Look Book

 This handsome binder contains all manner of notes, from the sensible (versatile topcoats) to the humiliating (shorts).

This handsome binder contains all manner of notes, from the sensible (versatile topcoats) to the humiliating (shorts).

    For at least a week, my daughter will not tolerate socks following a summer of sandals and canvas slip-ons, nor will she suffer short-sleeved pajamas when visiting the tropics in the midst of winter.  I can commiserate: there is something particularly unpleasant about putting one’s layered traveling clothes on following a holiday in the sun, and I always feel half naked the first day I step outside in shirtsleeves alone. 

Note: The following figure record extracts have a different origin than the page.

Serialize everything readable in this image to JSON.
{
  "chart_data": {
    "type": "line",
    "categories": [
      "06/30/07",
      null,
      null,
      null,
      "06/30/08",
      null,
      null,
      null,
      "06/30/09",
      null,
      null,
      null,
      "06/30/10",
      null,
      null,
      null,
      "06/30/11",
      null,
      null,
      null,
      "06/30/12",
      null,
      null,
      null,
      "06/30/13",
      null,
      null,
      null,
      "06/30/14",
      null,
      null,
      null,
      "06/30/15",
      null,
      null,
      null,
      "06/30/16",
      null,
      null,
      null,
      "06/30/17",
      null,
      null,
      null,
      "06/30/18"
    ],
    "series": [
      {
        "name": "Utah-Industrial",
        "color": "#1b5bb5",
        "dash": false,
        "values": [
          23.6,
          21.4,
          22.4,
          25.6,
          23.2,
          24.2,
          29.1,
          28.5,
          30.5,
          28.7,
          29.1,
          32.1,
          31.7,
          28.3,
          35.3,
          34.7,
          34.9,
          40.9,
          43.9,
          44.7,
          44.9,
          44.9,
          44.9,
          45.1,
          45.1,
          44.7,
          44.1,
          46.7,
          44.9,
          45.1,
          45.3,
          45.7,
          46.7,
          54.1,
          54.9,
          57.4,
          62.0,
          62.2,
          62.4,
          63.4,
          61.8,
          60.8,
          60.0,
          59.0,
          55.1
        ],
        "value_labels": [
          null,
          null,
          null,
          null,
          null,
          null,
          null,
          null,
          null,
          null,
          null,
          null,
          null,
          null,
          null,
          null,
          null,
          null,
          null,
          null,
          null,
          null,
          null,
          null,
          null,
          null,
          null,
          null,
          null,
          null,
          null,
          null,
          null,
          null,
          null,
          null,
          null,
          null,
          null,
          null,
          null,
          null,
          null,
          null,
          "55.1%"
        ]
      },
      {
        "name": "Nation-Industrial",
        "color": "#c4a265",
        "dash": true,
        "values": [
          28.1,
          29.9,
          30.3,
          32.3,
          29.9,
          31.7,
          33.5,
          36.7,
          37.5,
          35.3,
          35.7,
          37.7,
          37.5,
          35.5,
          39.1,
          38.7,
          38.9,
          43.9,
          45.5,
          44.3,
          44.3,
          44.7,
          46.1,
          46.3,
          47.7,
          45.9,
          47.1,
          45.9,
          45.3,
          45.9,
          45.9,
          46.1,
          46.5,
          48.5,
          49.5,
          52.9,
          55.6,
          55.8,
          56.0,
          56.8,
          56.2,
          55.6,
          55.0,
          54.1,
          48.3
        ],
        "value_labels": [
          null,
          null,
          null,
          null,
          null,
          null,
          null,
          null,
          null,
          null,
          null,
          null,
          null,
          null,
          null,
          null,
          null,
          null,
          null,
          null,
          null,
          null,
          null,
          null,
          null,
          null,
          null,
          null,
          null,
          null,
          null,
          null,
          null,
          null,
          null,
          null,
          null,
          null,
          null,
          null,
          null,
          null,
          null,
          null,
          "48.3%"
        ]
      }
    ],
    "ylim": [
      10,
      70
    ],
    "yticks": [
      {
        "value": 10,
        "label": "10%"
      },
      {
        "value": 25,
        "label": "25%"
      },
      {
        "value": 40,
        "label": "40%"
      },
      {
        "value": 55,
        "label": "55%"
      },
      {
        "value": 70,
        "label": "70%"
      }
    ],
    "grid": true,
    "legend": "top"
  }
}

    And yet one of the great pleasures in cultivating a wardrobe is dressing correctly for the weather, and by extension, seasonality.  Nothing quite gets me studying extended forecasts like the prospect of that first brisk day when tweed can be worn.  The same goes for summer, when a breezy 70 is good enough for most linen enthusiasts.  But this principle works in reverse too.  I can barely stand the sight of even my favorite knits come March.  In fact I protest those straggling, unseasonably cold days by reducing my outer-wear rotation to a single uninsulated Barbour from the Ides on, weather be damned.  And come September, suddenly self-conscious of exposed ankles, I have more than once run home to put on socks.

    For the clothing enthusiast, timing is crucial.   A cynic might suggest vanity as the reason, but I suspect a fear of appearing uninformed is also at play.  Of course only someone with similar interests would ever possibly notice that a tweed is worn too early or a linen too late.  Nevertheless, one of the more satisfying moments for an enthusiast is when a purpose-built garment is poised for a seasonal event and its deployment confirms the genius behind its creation.  The challenge is that great ideas for future garments are always forged during the season, and if not commissioned right away for the following year, must wait, a twinkle in the eye, until the opposite season.  In plainer terms: it’s easy to forget what is needed when the weather isn’t cooperating.

    I recommend keeping a journal.  So clear can an idea be during a warm alfresco dinner, or a chilly autumn walk, that I can crisply picture the finished article right down to the buttons.  But if I haven’t made any notes, the proposal seems grown over with vegetation and indistinct by the time seasonal orders should be placed.  Consulting notes has another benefit: they serve as a litmus.  Has your practical tweed cape idea lost some of its brilliance since last winter?  Do unlined ivory suede oxfords seem less important these days?  

    In the wrong hands, this sort of record might prove embarrassing, particularly if, like me, you are given to detail.  But detail is what is needed, so you must either gird yourself for the humiliation or find a good hiding place.  Those near to me already know of (but perhaps don’t understand) my curious interests, so I scribble without fear of exposure.  At the moment I have several good ideas aging in my notes, and this being an open and forgiving forum, I have bravely transcribed them below.  I would be flattered to hear from my readers.

 1)  Double breasted (light) tweed odd jacket in navy with grey windowpane (or reverse).  Possibly with patch pockets and in four-button-two configuration.  Possibly weird buttons.  

 2)  Mahogany (or other reddish brown) pebble-grain derbies in two- or three- eyelet configuration.  Plain toe—possibly squarish.  Double soles?  Natural edge?

 3)  Overcoat of heavy grey herringbone, the wider/bolder the better.  Single or double breasted?  Generous cuffs, and large, convertible collar.

 The collection of swatches is inevitable.  Candidates for the herringbone overcoat and double-breasted tweed projects can be seen to the left and right.  

The collection of swatches is inevitable.  Candidates for the herringbone overcoat and double-breasted tweed projects can be seen to the left and right.